Watching It, Watching Me: I Heart Timothy

[The following is an editorial column by contributor Alison Coffey and does not necessarily reflect the views of the Austinist staff. --The Editors]
I know I've told you before of my daughterly love for Project Runway's Tim Gunn (if I had a gay fashion designing New Yorker for a father instead of a golfing, loafer wearing retired midwestern school superintendent), but he never ceases to impress me with his infinte wisdom and his stern but kind way of discipline. Plus, one has to admire his uncanny ability to tell someone their work sucks in the most elegant way possible. Even when he says "PU", it's freaking charming and tender. If I were a carnivore, I'd want to invite him over for dinner and have him cut my meat. I'd also like him to take me to Disney World.
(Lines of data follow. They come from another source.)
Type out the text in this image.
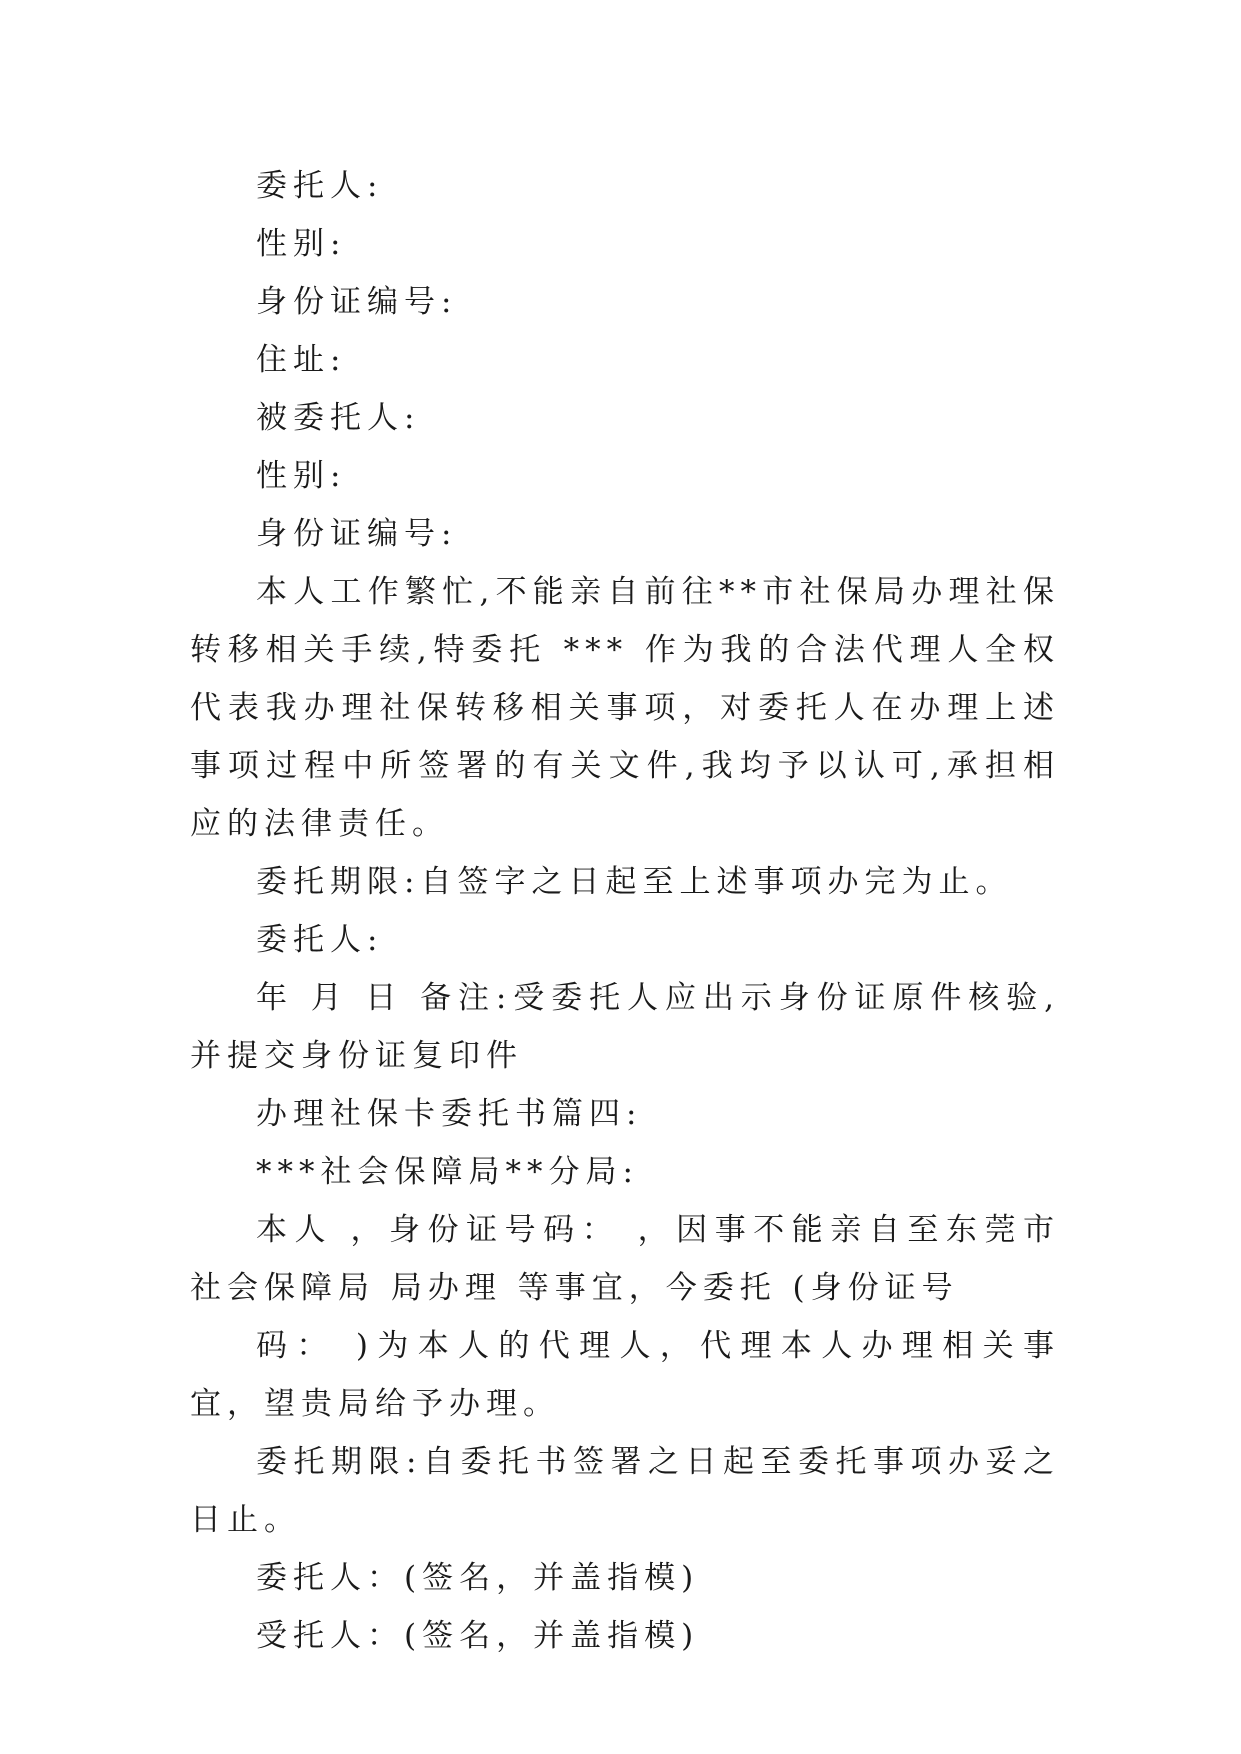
委托人:

性别:

身份证编号:

住址:

被委托人:

性别:

身份证编号:

本人工作繁忙,不能亲自前往**市社保局办理社保转移相关手续,特委托 *** 作为我的合法代理人全权代表我办理社保转移相关事项，对委托人在办理上述事项过程中所签署的有关文件,我均予以认可,承担相应的法律责任。

委托期限:自签字之日起至上述事项办完为止。

委托人:

年 月 日 备注:受委托人应出示身份证原件核验,并提交身份证复印件

办理社保卡委托书篇四:

***社会保障局**分局:

本人 ，身份证号码： ，因事不能亲自至东莞市社会保障局 局办理 等事宜，今委托 (身份证号

码： )为本人的代理人，代理本人办理相关事宜，望贵局给予办理。

委托期限:自委托书签署之日起至委托事项办妥之日止。

委托人：(签名，并盖指模)

受托人：(签名，并盖指模)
Mr. Gunn has a blog, and although it's mostly just a recap of each episode, it might as well be published in Harper's. Here's a line: The design brief is simple, but its execution will be achingly complex. Achingly complex? Poetry! Here is another: Unfortunately for Emmett, even with the extra adornment, his silhouette was too expected and the overall look was stale. Silhouette was too expected! Tim, you deserve a Pulitzer.
Okay, maybe I gush too much. Perhaps he isn't exactly Pulitzer material, but I love the voice. I love his choice of words. I can only imagine how he might describe our experience on Space Mountain.
I forgot the Golden Globes were on and only caught the last hour. Thank God I missed the Anthony Hopkins tribute. Not that Anthony Hopkins doesn't deserve our love, but I just hate hate hate tributes. Boring! Unless it's Barbara Streisand rambling on incoherently about hub caps--then I'm all ears.

I was extremely happy to see Joaquin win because I found him TOTALLY MESMERIZING as Johnny Cash. Reese, too, was impeccable in her performance as June Carter Cash. She can play the autoharp for me anytime.
Why are so few celebrities good at making speeches? Most are boring and stale (thanks, Tim) and lacking in any sort of humor. Don't cry unless you're Tom Hanks. Don't thank everyone. Just thank "everybody". Don't pull out a piece of paper! Don't spend five minutes being surprised. Do make a joke. Do make it quick. If you have to give a heartfelt speech you'd better be Tom Hanks.
Thank god for Philip Seymour Hoffman for his brevity and humility. Even if he did sniff gas for two hours in Love, Liza. He's the best! After Tim Gunn, of course.